I was moved by the way the main character Pat tried so had to find the silver linings in the dysfunctional world in which he lives, even to the point delusional dysfunction. Though Pat's positivity was unrealistic and had a slightly damaging effect on his social life, his hope was encouraging and even beautiful. Something that one must understand about the mentally ill is that despite the problems that they have that may sometimes seem frightening or confusing, there is this odd beauty about them. They can see and appreciate things and people that "normal" people take for granted. They have to try so hard sometimes to get out of bed and make it trough the day that their triumphs and successes truly merit the deepest meanings of those words. I feel like the world gets so hung up on words like bipolar, depression, or unstable that they cannot see past them and lose the opportunity to get to know thee people. As I read Pat's journal I saw the beauty mixed in with his problems, and came to admire his dedication to improving himself and his life.
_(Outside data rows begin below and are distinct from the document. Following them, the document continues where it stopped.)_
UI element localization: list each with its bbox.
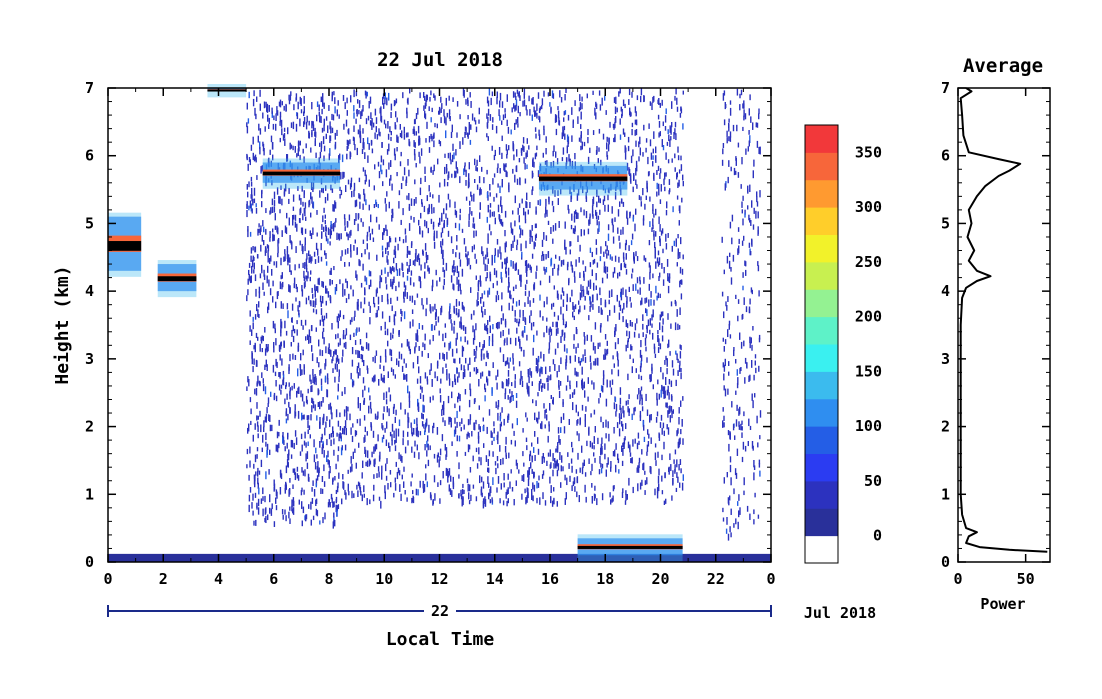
x-tick-label: 6 <box>269 570 278 588</box>
x-tick-label: 4 <box>214 570 223 588</box>
average-x-label: Power <box>980 595 1025 613</box>
colorbar-swatch <box>805 480 838 509</box>
feature-cloud_layer-2 <box>207 84 247 98</box>
y-axis-label: Height (km) <box>52 265 73 384</box>
colorbar-swatch <box>805 344 838 372</box>
average-y-tick-label: 0 <box>941 553 950 571</box>
feature-boundary_layer-5 <box>577 534 683 562</box>
colorbar-tick-label: 150 <box>855 362 882 380</box>
colorbar-swatch <box>805 453 838 482</box>
colorbar-swatch <box>805 234 838 263</box>
y-tick-label: 6 <box>85 147 94 165</box>
colorbar-swatch <box>805 371 838 400</box>
average-x-tick-label: 0 <box>953 570 962 588</box>
colorbar-swatch <box>805 398 838 427</box>
x-tick-label: 2 <box>159 570 168 588</box>
x-axis-label: Local Time <box>386 629 495 650</box>
average-y-tick-label: 3 <box>941 350 950 368</box>
colorbar-swatch <box>805 152 838 181</box>
x-tick-label: 18 <box>596 570 614 588</box>
colorbar-swatch <box>805 535 838 564</box>
colorbar-tick-label: 200 <box>855 308 882 326</box>
x-tick-label: 12 <box>430 570 448 588</box>
average-y-tick-label: 1 <box>941 485 950 503</box>
average-y-tick-label: 2 <box>941 418 950 436</box>
colorbar-tick-label: 250 <box>855 253 882 271</box>
x-tick-label: 16 <box>541 570 559 588</box>
main-title: 22 Jul 2018 <box>377 49 503 71</box>
colorbar-swatch <box>805 179 838 208</box>
y-tick-label: 2 <box>85 418 94 436</box>
average-y-tick-label: 4 <box>941 282 950 300</box>
x-tick-label: 0 <box>103 570 112 588</box>
colorbar-swatch <box>805 316 838 345</box>
colorbar-swatch <box>805 289 838 318</box>
feature-cloud_layer-4 <box>538 161 628 196</box>
date-axis <box>107 602 772 620</box>
average-plot-frame <box>957 87 1051 563</box>
y-tick-label: 1 <box>85 485 94 503</box>
y-tick-label: 3 <box>85 350 94 368</box>
average-title: Average <box>963 55 1043 77</box>
x-tick-label: 8 <box>324 570 333 588</box>
colorbar-tick-label: 0 <box>873 527 882 545</box>
x-tick-label: 20 <box>651 570 669 588</box>
y-tick-label: 4 <box>85 282 94 300</box>
y-tick-label: 5 <box>85 214 94 232</box>
y-tick-label: 7 <box>85 79 94 97</box>
average-x-tick-label: 50 <box>1017 570 1035 588</box>
average-profile-panel: 0 1 2 3 4 5 6 7 0 50 <box>941 79 1051 588</box>
date-axis-day-label: 22 <box>431 602 449 620</box>
x-tick-label: 10 <box>375 570 393 588</box>
x-tick-label: 14 <box>486 570 504 588</box>
x-tick-label: 0 <box>766 570 775 588</box>
feature-cloud_layer-0 <box>108 212 142 277</box>
colorbar-tick-label: 350 <box>855 143 882 161</box>
y-tick-label: 0 <box>85 553 94 571</box>
colorbar-swatch <box>805 508 838 537</box>
colorbar-swatch <box>805 207 838 235</box>
date-axis-month-label: Jul 2018 <box>804 604 876 622</box>
colorbar-swatch <box>805 426 838 454</box>
feature-cloud_layer-3 <box>262 158 341 189</box>
colorbar-tick-label: 100 <box>855 417 882 435</box>
average-y-tick-label: 7 <box>941 79 950 97</box>
average-y-tick-label: 5 <box>941 214 950 232</box>
heatmap-noise-layer <box>246 88 762 541</box>
feature-cloud_layer-1 <box>157 260 197 298</box>
x-tick-label: 22 <box>707 570 725 588</box>
colorbar-swatch <box>805 261 838 290</box>
colorbar-swatch <box>805 125 838 153</box>
average-y-tick-label: 6 <box>941 147 950 165</box>
average-profile-line <box>959 87 1048 553</box>
colorbar-tick-label: 50 <box>864 472 882 490</box>
colorbar: 0 50 100 150 200 250 300 350 <box>804 124 882 564</box>
heatmap-feature-layer <box>108 84 771 562</box>
colorbar-tick-label: 300 <box>855 198 882 216</box>
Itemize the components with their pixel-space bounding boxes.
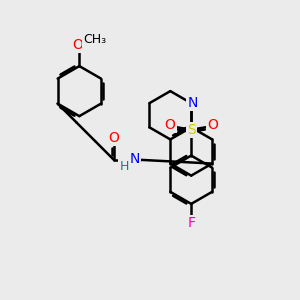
Text: O: O — [108, 131, 119, 145]
Text: H: H — [119, 160, 129, 173]
Text: O: O — [207, 118, 218, 132]
Text: F: F — [187, 216, 195, 230]
Text: CH₃: CH₃ — [83, 33, 106, 46]
Text: N: N — [188, 96, 198, 110]
Text: O: O — [165, 118, 176, 132]
Text: S: S — [187, 123, 196, 137]
Text: N: N — [130, 152, 140, 166]
Text: O: O — [72, 38, 83, 52]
WARNING SMALL SPOILER: Perhaps my favorite part of the book is when Pat is talking to his therapist about Silvia Plath's 'The Bell Jar.' Pat, the eternal optimist, becomes very upset by the fact that there is no silver lining to this book. He rants to his therapist that this is a horrible book and that making anyone, especially children, read it is cruel and promoting pessimism. His therapist explains that it is important to make children read books like that to prepare them for the real world, and to teach them compassion for those whose lives are worse than their own. I and my siblings have often discussed the horribly depressing nature the books that were assigned to us in our public school years with similar dislike. I personally hated Earnest Hemingway's 'The Old Man and the Sea' when I was forced to read it in high school and I am still not compelled to reread it. The explanation given by Mathew Quick in this book makes me think back on the depressing novels of my middle school and high school years so differently. To learn compassion is to become truly enlightened. Perhaps public schools are teaching something useful after all.
Well that ended up being much longer than I had intended it to be. I hope you enjoyed my random thoughts on this awesome book. Have a great day.